Your web server needs to “talk” to your AI service. This involves having Joomla running on your web server make HTTP requests to your AI service's API endpoint. This is fairly standard and mostly works fine, but there are some cases where network issues might cause problems.
If the connection generally works, but generating content seems to fail if the returned content is longer than a trivially small size, you probably have a timeout issue. Please note that AITiny does try to set an infinite PHP time limit and sets a request time limit of ten minutes (600 seconds) for contacting the AI service. However, there are other time limits involved. At the very least, your server's Operating System has a limit on how long a process can work before terminating (ulimit -t). Moreover, your web server usually has a time limit waiting for PHP to return content. If any of these limits is lower than the time required for the AI service to return a response, you get a timeout. You can try asking your host to raise those limits to what you find to be practical for your use case.
If the problem is intermittent and does not fall under the specific case listed above, you must contact your host. That would indicate that their network connectivity is experiencing issues.
If the problem started suddenly, without you or anyone else making any change (do check before you assume that's the case!), please check if the AI service you are using is experiencing any API issues. It is frustrating, but every service on the Internet will have some downtime every now and then.
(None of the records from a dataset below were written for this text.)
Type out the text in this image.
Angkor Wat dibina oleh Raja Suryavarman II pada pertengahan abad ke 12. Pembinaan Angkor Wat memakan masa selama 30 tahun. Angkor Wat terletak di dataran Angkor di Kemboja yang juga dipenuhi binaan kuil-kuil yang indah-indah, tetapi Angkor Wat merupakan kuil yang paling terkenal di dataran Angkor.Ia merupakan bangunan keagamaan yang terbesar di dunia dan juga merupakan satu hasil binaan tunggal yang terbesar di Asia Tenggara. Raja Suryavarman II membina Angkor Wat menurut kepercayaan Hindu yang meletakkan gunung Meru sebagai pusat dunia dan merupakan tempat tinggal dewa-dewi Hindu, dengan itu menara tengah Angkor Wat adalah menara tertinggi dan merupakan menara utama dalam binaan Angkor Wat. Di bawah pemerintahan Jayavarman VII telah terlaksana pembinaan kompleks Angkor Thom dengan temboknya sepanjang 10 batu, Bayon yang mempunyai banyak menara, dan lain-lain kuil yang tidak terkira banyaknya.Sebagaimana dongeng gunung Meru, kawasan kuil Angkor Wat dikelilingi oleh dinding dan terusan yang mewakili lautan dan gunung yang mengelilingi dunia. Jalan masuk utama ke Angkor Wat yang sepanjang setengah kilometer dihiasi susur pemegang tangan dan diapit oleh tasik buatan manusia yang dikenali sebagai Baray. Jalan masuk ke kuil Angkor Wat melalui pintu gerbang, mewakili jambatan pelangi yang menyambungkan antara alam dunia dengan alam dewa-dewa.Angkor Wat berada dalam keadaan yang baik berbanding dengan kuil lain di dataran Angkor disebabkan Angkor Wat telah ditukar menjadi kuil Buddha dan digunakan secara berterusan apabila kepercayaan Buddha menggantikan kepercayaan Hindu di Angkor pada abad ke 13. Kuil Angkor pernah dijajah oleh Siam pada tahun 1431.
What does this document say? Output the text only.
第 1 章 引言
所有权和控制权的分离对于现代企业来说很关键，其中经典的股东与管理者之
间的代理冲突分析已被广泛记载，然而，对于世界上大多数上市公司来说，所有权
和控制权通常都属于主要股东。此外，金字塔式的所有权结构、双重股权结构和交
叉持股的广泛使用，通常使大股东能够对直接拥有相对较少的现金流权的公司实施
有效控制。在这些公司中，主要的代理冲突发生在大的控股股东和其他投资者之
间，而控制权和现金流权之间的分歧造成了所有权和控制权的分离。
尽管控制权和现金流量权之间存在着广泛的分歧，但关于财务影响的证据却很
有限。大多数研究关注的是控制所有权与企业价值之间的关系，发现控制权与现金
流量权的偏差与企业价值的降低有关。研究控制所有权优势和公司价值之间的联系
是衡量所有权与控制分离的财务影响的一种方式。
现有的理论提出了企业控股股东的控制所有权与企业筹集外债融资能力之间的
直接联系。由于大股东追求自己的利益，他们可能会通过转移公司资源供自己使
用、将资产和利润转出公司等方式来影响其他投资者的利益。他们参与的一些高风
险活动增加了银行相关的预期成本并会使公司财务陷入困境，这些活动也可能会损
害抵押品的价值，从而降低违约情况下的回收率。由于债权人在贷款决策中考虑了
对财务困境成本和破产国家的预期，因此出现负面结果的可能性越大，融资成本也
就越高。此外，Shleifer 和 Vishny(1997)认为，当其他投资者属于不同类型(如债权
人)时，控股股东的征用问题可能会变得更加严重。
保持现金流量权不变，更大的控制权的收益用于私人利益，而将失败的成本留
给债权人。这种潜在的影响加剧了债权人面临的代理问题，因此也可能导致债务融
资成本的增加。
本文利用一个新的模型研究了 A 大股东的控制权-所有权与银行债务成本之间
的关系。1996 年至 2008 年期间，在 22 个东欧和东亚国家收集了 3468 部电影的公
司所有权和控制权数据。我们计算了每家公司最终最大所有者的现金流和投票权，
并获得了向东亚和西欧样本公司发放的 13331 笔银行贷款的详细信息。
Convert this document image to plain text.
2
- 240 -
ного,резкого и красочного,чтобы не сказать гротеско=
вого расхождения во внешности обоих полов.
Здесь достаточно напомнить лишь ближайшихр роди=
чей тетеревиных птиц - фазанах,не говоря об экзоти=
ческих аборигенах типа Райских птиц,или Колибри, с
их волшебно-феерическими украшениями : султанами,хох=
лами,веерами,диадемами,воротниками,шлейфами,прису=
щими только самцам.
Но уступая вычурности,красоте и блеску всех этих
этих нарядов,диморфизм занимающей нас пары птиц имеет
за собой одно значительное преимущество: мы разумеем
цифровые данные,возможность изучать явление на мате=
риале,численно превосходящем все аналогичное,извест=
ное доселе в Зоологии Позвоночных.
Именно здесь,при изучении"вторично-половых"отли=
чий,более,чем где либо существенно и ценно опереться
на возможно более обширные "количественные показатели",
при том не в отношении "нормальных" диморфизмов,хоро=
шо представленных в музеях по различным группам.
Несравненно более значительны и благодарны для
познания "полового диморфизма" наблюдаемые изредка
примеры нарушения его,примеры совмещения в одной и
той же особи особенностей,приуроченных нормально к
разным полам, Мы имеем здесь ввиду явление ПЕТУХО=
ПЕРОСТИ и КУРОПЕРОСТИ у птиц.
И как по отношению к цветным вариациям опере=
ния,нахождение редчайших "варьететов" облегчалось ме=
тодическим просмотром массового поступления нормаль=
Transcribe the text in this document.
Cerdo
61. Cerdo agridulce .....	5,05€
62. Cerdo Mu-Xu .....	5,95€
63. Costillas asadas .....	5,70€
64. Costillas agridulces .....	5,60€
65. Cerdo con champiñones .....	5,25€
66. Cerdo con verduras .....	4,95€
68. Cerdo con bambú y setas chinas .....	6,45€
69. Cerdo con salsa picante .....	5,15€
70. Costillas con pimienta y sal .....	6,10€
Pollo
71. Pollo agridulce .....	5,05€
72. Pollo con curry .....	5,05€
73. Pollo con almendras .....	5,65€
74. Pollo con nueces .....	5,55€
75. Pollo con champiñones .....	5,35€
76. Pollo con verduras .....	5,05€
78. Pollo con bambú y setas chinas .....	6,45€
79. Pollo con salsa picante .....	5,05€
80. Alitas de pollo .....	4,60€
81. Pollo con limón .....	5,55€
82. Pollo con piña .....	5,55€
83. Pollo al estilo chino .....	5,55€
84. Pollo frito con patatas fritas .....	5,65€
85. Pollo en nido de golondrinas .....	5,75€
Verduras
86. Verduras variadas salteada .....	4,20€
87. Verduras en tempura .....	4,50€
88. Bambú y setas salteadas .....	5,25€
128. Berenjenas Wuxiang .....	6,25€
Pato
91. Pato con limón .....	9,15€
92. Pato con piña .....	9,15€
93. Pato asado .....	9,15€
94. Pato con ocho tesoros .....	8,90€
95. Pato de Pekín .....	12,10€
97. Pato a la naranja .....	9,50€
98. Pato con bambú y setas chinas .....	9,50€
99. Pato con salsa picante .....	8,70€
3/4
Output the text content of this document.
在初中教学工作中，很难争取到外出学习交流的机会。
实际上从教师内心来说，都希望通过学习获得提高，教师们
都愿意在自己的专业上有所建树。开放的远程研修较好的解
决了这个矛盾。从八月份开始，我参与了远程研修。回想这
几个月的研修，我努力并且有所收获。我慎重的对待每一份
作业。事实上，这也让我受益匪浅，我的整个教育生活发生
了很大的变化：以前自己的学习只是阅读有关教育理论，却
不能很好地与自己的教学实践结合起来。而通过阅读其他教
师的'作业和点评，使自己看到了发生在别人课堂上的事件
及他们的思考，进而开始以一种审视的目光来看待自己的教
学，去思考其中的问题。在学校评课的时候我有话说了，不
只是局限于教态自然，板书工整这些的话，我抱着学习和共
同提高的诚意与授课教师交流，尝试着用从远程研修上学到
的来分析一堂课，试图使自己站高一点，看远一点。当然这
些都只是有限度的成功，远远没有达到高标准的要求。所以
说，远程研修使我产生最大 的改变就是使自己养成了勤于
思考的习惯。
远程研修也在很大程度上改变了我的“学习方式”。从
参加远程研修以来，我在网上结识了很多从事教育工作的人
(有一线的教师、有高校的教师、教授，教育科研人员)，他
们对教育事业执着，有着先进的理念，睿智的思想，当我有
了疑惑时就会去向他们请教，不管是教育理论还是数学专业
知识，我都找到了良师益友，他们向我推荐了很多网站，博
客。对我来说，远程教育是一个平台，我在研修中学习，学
If you could not make it work at all, ever, start by checking whether your server has the PHP cURL extension installed, and whether cURL supports HTTPS. To do that go to your site's administrator back-end and click on System, Information, System Information. Click on the PHP Information tab. Check if there is a header labeled curl. Find the Protocols line under it and check if the comma-separated list there includes https
. If you do not see the curl header, or the Protocols line does not include https, you will have to contact your host and ask them to please install and enable the curl PHP extension on your site – or give you instructions on how to do that yourself.
If you are using a locally hosted AI service please consult Using a locally hosted AI service. Quick reminders. Do remember that if you are trying to combine a live site with a locally hosted AI service you need tunneling to expose the service to the Internet. Likewise, if your live site is using HTTPS you will need to make sure your AI service tunnel is also using HTTPS.
If you are using a locally hosted or self-hosted AI service which uses HTTPS for its endpoint please keep in mind that your TLS (HTTPS) certificate must have a valid signature (it cannot be self-signed), and its Canonical Name (CN) must match the domain and subdomain of your API endpoint.
If your version of Joomla is more than 2 months old it is possible that its Certification Authority cache (cacert.pem
) file is out-of-date. This may cause come connections made to HTTPS services, like those made to AI services, to fail. The reason is that this file being out of date, Joomla does not know that the TLS certificate used by the AI service has a valid signature if that signature is issued by a Certification Authority that was not part of the now outdated cacert.pem
file. It's the same reason why very old Internet-connected devices which no longer receive updates eventually stop being able to connect to the Internet. Of course, you can download an up-to-date copy of this file from cURL's development site and place it under the libraries/vendor/composer/ca-bundle/res
folder of your site, overwriting the existing file. This will restore connectivity.
If all else fails, the most likely cause is that your host has a firewall or proxy set up on their server which blocks or caches HTTP requests made to external servers. If the request to your AI service is blocked, or its contents are cached, you will experience weird issues. Unfortunately, the only thing you can do is ask your host and hope that the first level tech will understand what you are saying, or decides to escalate it to a more senior second level tech.